Psychology 20 - Sedative Hypnotics Lecture Notes

Sedative Hypnotics Overview

  • Sedative hypnotics are a class of drugs primarily used for:

    • Treatment of anxiety (anxiolytics).

    • Managing insomnia (historically more common).

    • Controlling epilepsy by suppressing neuronal excitability.

Historical Context

  • High prevalence of anxiety in the population has led to a need for anxiolytic drugs.

  • Alcohol was one of the earliest substances used to reduce anxiety.

    • Alcohol is not a suitable anxiolytic due to significant side effects, including:

    • Behavioral impairment

    • Strong physical dependence and withdrawal symptoms.

  • Early sedative hypnotics include chloral hydrate, synthesized in the early 1800s.

    • First extensively used, now associated with recreational abuse and physical dependence.

    • Historical references include:

    • "Quarterly Journal of Inebriety"

    • Usage as "knockout drops" or Mickey Finn, leading to inappropriate drugging.

Drug Classes

  • Two main classes of anxiolytics and sedatives:

    1. Barbiturates

    • Oldest class

    • Parent compound synthesized by Adolphe von Baeyer in 1864 through:

      • Combining malonic acid (found in apples) with urea (found in urine).

    • Initial compound: barbituric acid, not effective until modified.

    • First effective barbiturate: Diethylbarbituric acid (trade name: Veranol).

      • Derived from barbituric acid with two diethyl groups added.

      • Named after the peaceful city of Verona.

    1. Benzodiazepines

    • Emerged in the 1960s.

Classification of Barbiturates

  • Classified into categories based on onset and duration of action:

    • Long-acting: e.g., Phenobarbital

      • Onset in about 1 hour, duration ~6 hours.

    • Intermediate-acting: e.g., Amobarbital (trade name Amitol)

      • Onset ~30 minutes, duration ~6 hours.

      • Street names include blue angels, blue dolls.

      • Historically used as a truth serum, but does not guarantee truthful responses.

    • Short-acting: e.g., Pentobarbital (trade name Nimbutal)

      • Commonly abused; known street names include yellow jackets.

    • Ultra short-acting: e.g., Thiopental and Hexobarbital.

      • Used as presurgical anesthetics. Not commonly abused except for propofol (Milk of Amnesia, involved in high-profile cases like Michael Jackson's death).

Effects and Risks of Barbiturates

  • All barbiturates produce:

    • Sedation

    • Anxiety reduction

    • Reduced euphoria at lower doses

    • Interference with REM sleep and potential for REM rebound after discontinuation.

  • Risks include:

    • Low therapeutic index (risk of overdose and death).

    • Severe withdrawal symptoms similar to alcohol:

    • Increased neuronal excitability leading to convulsions and seizures.

  • Alcohol and barbiturates act synergistically, heightening the risk of fatal reactions.

Neurochemical Mechanism

  • Barbiturates enhance GABAergic activity (GABA is an inhibitory neurotransmitter):

    • Occupy a satellite receptor site on the GABA receptor, prolonging the opening of ion channels.

    • Reduce glutamate transmission (excitatory neurotransmitter), causing profound amnesia.

Development of Tolerance and Dependence

  • Tolerance develops rapidly to the reinforcing effects of barbiturates relative to lethal effects, closing the gap between effective and lethal doses:

    • Cross-tolerance with alcohol exists.
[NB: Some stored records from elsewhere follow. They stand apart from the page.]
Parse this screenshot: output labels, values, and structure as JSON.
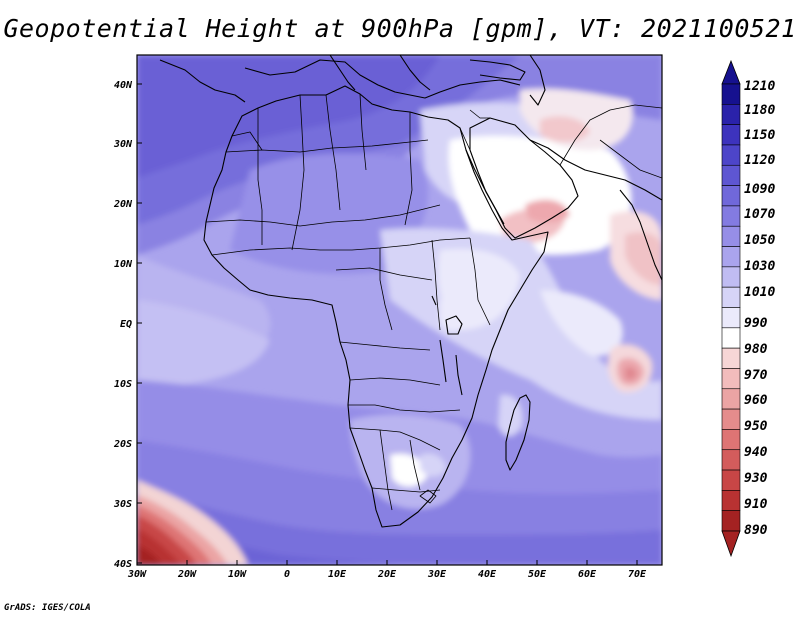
{
  "title": "Geopotential Height at 900hPa [gpm], VT: 2021100521",
  "lat_labels": [
    "40N",
    "30N",
    "20N",
    "10N",
    "EQ",
    "10S",
    "20S",
    "30S",
    "40S"
  ],
  "lon_labels": [
    "30W",
    "20W",
    "10W",
    "0",
    "10E",
    "20E",
    "30E",
    "40E",
    "50E",
    "60E",
    "70E"
  ],
  "colorbar": {
    "levels": [
      "1210",
      "1180",
      "1150",
      "1120",
      "1090",
      "1070",
      "1050",
      "1030",
      "1010",
      "990",
      "980",
      "970",
      "960",
      "950",
      "940",
      "930",
      "910",
      "890"
    ],
    "colors": [
      "#16118f",
      "#2a22aa",
      "#3d33bd",
      "#4d45c9",
      "#5e56d2",
      "#7068da",
      "#837be1",
      "#968ee7",
      "#aaa4ed",
      "#c0bcf2",
      "#d6d4f7",
      "#ebeafb",
      "#ffffff",
      "#f7d6d6",
      "#f2bcbc",
      "#eba4a4",
      "#e58c8c",
      "#de7474",
      "#d35c5c",
      "#c84646",
      "#b83232",
      "#a42222"
    ]
  },
  "credit": "GrADS: IGES/COLA"
}
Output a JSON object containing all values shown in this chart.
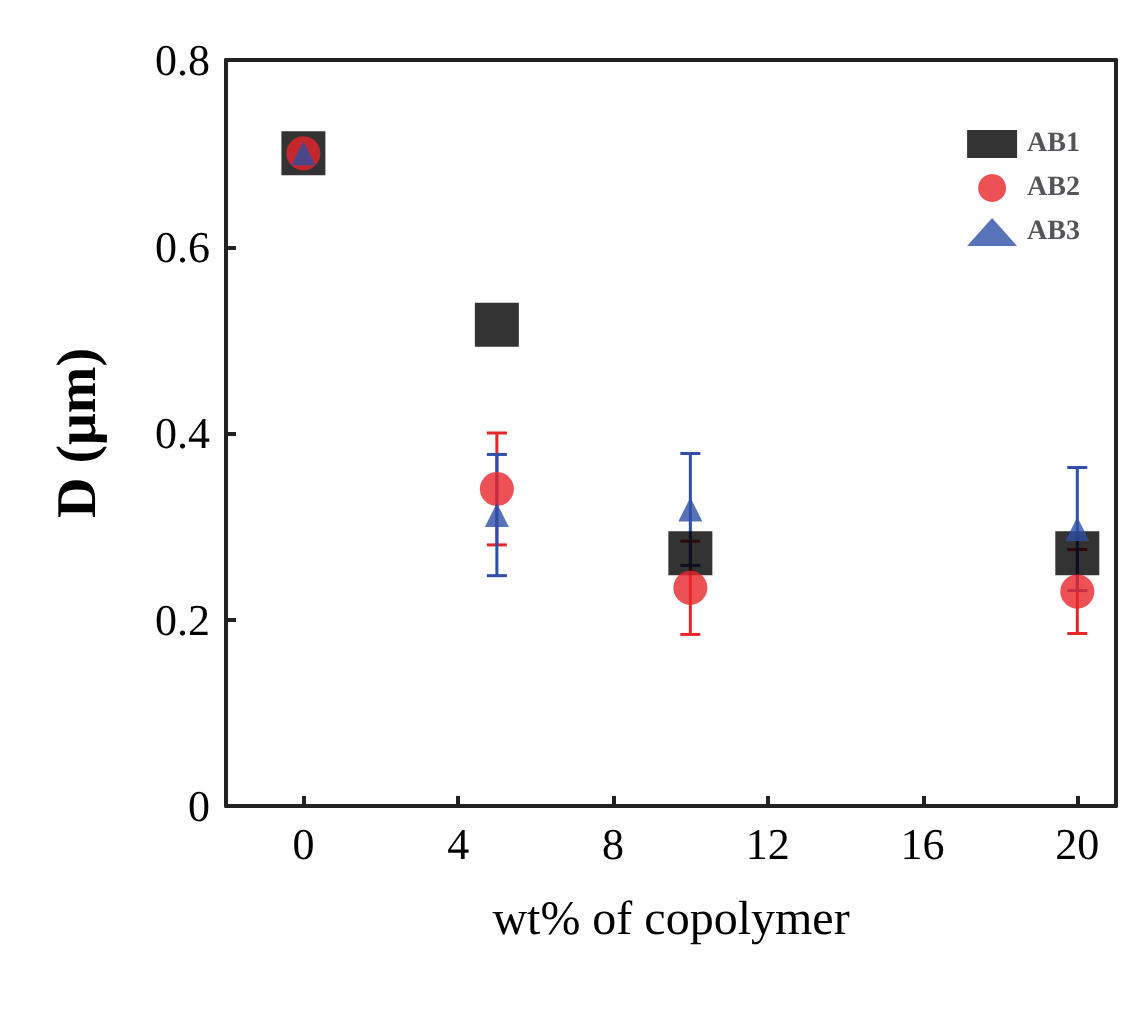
{
  "chart_data": {
    "type": "scatter",
    "xlabel": "wt% of copolymer",
    "ylabel": "D (μm)",
    "xlim": [
      -2,
      21
    ],
    "xticks": [
      0,
      4,
      8,
      12,
      16,
      20
    ],
    "ylim": [
      0,
      0.8
    ],
    "yticks": [
      0,
      0.2,
      0.4,
      0.6,
      0.8
    ],
    "x": [
      0,
      5,
      10,
      20
    ],
    "grid": false,
    "legend": "top right",
    "series": [
      {
        "name": "AB1",
        "color": "#000000",
        "marker": "square",
        "values": [
          0.7,
          0.516,
          0.271,
          0.271
        ]
      },
      {
        "name": "AB2",
        "color": "#e8262a",
        "marker": "circle",
        "values": [
          0.7,
          0.34,
          0.234,
          0.23
        ],
        "errors": [
          null,
          0.06,
          0.05,
          0.045
        ]
      },
      {
        "name": "AB3",
        "color": "#2e4fa6",
        "marker": "triangle",
        "values": [
          0.7,
          0.312,
          0.318,
          0.297
        ],
        "errors": [
          null,
          0.065,
          0.06,
          0.066
        ]
      }
    ]
  }
}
  • Withdrawal symptoms mirror the drug effects and can lead to severe complications without medical supervision.

Other Anxiolytic Options Developed

  • Other drugs developed for anxiety treatment in the past during barbiturate popularity included:

    • Mefenacin Carbonate (not effective as an antibacterial but noted for calming effects).

    • Meprobamate (trade names Milltown, Equanil) - marketed as a tranquilizer in 1955:

    • Similar issue with physical dependence as barbiturates but remains in use for anxiety treatment today.

    • Methaqualone (trade name Quaalude): originally an antimalarial, became popular for its calming effects, linked to significant abuse and notable deaths (including Jimi Hendrix, Elvis Presley).

Conclusion

  • The barbiturates had their peak use in the 1950s and 60s but declined due to the introduction of benzodiazepines, which had a better safety profile.

  • Sedative hypnotics continue to be problematic due to their potential for dependence, abuse, and dangerous interactions with other substances (especially alcohol).

  • The lecture affirms the importance of understanding both historical implications and current medical practices surrounding these medications.